Pernyataan Mahfud tersebut menuai kritikan dari beberapa lembaga pegiat demokrasi dan keadilan, yakni Institute for Criminal Justice Reform (ICJR), Indonesia Judicial Research Society (IJRS), dan Lembaga Kajian dan Advokasi Independensi Peradilan (LeIP).
Mewakili ketiga lembaga tersebut, Direktur Eksekutif ICJR, Erasmus Napitupulu menilai bahwa pernyataan Mahfud tersebut kurang tepat. Dia mengatakan, pernyataan tersebut justru tidak memihak kepada korban dan tidak sejalan dengan prinsip restorative justice (RJ).

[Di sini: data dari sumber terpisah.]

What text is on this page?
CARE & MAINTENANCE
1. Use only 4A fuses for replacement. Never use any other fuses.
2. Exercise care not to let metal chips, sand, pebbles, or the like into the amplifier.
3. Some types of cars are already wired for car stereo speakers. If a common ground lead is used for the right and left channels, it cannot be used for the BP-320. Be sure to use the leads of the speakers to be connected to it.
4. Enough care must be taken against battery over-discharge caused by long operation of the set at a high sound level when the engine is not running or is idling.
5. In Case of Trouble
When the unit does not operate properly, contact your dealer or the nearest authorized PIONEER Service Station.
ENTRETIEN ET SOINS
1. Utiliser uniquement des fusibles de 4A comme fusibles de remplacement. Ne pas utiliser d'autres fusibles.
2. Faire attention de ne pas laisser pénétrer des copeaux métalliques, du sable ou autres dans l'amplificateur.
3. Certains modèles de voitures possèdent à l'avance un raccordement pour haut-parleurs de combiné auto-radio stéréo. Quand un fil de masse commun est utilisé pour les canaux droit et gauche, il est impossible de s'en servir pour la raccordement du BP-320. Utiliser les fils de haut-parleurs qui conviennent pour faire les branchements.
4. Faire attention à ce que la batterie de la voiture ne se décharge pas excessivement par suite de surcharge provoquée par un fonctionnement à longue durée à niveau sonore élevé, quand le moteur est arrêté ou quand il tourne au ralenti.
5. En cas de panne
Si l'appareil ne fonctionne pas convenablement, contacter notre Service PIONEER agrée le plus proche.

"Pernyataan Menko Polhukam yang menilai restorative justice pada kasus pemerkosaan tidak untuk menangkap dan mengadili pelaku tidak tepat, meminta pelaku dan korban dinikahkan dengan alasan menjaga harmoni dan nama baik keluarga justru adalah contoh buruk praktik selama ini yang bertentangan dan tidak sejalan dengan nilai dan prinsip RJ," kata Erasmus dalam keterangan tertulisnya yang diterima merdeka.com, Kamis (18/2).
Erasmus menjelaskan, Mahfud keliru dalam memahami nilai-nilai restorative justice, karena kata dia, restorative justice sebenarnya lahir sejalan dengan gerakan penguatan hak korban. Sehingga Restorative Justice bukan soal membungkam hak korban untuk mendapatkan harmoni semu di masyarakat.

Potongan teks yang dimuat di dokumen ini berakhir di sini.